The U.S. Central Command said Wednesday that the Islamic State group is trying “to reconstitute” as the number of attacks in Syria and Iraq is on track to double this year, compared to the year before.
IS claimed 153 attacks in the two countries in the first six months of 2024, CENTCOM said in a statement. According to a U.S. defense official, who spoke on condition of anonymity as he wasn’t allowed to speak publicly on the matter, the group was behind 121 attacks in Syria and Iraq in 2023.
“The increase in attacks indicates ISIS is attempting to reconstitute following several years of decreased capability,” CENTCOM said.
In northeastern Syria, Kurdish-led authorities issued a general amnesty Wednesday that would include hundreds of Syrians who have been held by the main U.S.-backed force over their roles within IS.

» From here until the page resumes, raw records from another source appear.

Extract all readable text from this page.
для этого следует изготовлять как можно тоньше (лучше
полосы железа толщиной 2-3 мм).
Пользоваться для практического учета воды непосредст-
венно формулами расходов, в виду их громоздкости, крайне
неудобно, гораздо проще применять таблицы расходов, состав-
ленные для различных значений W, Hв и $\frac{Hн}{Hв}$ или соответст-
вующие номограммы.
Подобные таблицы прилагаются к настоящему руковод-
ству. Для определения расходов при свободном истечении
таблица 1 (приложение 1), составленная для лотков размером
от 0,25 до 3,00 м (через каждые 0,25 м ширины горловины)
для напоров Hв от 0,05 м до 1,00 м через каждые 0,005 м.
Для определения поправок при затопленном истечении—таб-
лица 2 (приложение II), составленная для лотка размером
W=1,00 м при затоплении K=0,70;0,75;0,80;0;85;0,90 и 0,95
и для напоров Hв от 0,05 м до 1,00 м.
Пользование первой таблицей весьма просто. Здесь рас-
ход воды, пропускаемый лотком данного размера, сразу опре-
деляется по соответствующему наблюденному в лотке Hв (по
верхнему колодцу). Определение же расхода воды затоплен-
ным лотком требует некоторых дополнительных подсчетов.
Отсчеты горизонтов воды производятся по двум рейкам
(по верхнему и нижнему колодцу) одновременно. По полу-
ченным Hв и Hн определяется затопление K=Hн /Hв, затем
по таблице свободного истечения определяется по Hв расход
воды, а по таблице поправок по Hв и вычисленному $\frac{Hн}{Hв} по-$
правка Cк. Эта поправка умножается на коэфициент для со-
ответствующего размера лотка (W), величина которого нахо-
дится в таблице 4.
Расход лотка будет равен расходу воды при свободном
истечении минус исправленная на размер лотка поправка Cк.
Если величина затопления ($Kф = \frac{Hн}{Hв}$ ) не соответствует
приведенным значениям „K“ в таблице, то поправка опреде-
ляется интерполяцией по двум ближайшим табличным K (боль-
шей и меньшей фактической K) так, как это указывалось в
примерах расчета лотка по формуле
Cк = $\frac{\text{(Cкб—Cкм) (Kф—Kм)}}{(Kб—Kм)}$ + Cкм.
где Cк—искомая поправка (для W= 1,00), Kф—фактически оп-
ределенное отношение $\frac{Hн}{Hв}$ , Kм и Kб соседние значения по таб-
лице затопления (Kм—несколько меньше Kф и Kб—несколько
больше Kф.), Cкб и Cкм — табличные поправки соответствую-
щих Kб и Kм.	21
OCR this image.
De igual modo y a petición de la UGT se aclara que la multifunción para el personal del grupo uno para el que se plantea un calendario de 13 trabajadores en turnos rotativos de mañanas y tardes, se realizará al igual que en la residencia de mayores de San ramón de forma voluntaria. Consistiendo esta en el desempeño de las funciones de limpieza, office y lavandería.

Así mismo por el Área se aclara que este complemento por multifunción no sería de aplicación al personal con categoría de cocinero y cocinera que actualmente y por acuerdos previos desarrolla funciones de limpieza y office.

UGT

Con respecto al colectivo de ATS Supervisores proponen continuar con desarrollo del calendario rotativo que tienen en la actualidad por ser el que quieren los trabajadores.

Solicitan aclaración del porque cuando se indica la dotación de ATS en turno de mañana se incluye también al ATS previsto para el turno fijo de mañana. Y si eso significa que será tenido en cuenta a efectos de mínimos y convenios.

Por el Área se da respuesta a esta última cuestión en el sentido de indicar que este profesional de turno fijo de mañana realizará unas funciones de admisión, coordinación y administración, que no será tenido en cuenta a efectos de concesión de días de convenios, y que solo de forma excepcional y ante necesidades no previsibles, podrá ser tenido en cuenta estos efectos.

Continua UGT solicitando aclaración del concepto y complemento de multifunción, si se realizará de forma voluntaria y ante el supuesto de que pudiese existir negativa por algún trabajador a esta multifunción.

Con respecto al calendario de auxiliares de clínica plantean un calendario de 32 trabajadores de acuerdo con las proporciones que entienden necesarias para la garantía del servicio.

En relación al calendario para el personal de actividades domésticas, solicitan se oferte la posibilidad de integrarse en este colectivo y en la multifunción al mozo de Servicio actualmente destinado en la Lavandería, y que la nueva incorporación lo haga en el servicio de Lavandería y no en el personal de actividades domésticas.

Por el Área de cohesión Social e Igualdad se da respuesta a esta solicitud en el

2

The U.S.-backed and Kurdish-led Syrian Democratic Forces, or SDF, are holding over 10,000 captured IS fighters in around two dozen detention facilities — including 2,000 foreigners whose home countries have refused to repatriate them. The SDF captured the last sliver of land in Syria from IS in March 2019.
The Autonomous Administration of North and East Syria said a life sentence will be reduced to 15 years in jail, while those detainees serving life sentences who have incurable diseases will be set free, as will those who have reached the age of 75. It said the amnesty will not include IS officials and members who fought against the SDF, nor those who carried out attacks with explosives that killed people.
Legal expert Khaled Jabr told The Associated Press that the amnesty will include some 600 Syrian citizens who are held on terrorism charges and links to IS, as long as their hands are not tainted with blood or they were detained while fighting SDF members.
The announcement comes just after the 10-year mark since the militant group declared its caliphate in large parts of Iraq and Syria. At its peak, the group ruled an area half the size of the United Kingdom where it attempted to enforce its extreme interpretation of Islam, which included attacks on religious minority groups and harsh punishment of Muslims deemed to be apostates.
Militants also killed thousands of members of the Yazidi religious minority and kidnapped thousands of women and children, many of whom were subjected to sexual abuse and human trafficking.
A coalition of more than 80 countries, led by the United States, was formed to fight IS, which lost its hold on the territory it controlled in Iraq and 2017 and in Syria in 2019, although sleeper cells remain in both countries and abroad.
Iraqi officials say that they can keep the IS threat under control with their own forces and have entered into talks with the U.S. aimed at winding down the mission of the U.S.-led military coalition in Iraq.
The talks come at a time of increased domestic tensions over the U.S. military presence.
From October to February, an umbrella group of Iran-backed militias calling itself the Islamic Resistance in Iraq launched regular drone attacks on bases housing U.S. troops in Iraq and Syria, which they said was in retaliation for Washington’s support of Israel in the ongoing war in Gaza and were aimed at forcing U.S. forces to withdraw from Iraq.
Those attacks largely halted after three U.S. soldiers were killed in a strike on a base in Jordan, near the Syrian border in late January, prompting U.S. retaliatory strikes in Iraq.
On Tuesday, two Iraqi militia officials said they had launched a new drone attack targeting the Ain al-Asad air base in Iraq. The officials spoke on condition of anonymity because they were not authorized to comment publicly. It was unclear whether the attack had hit its target. U.S. officials did not immediately respond to requests for comment.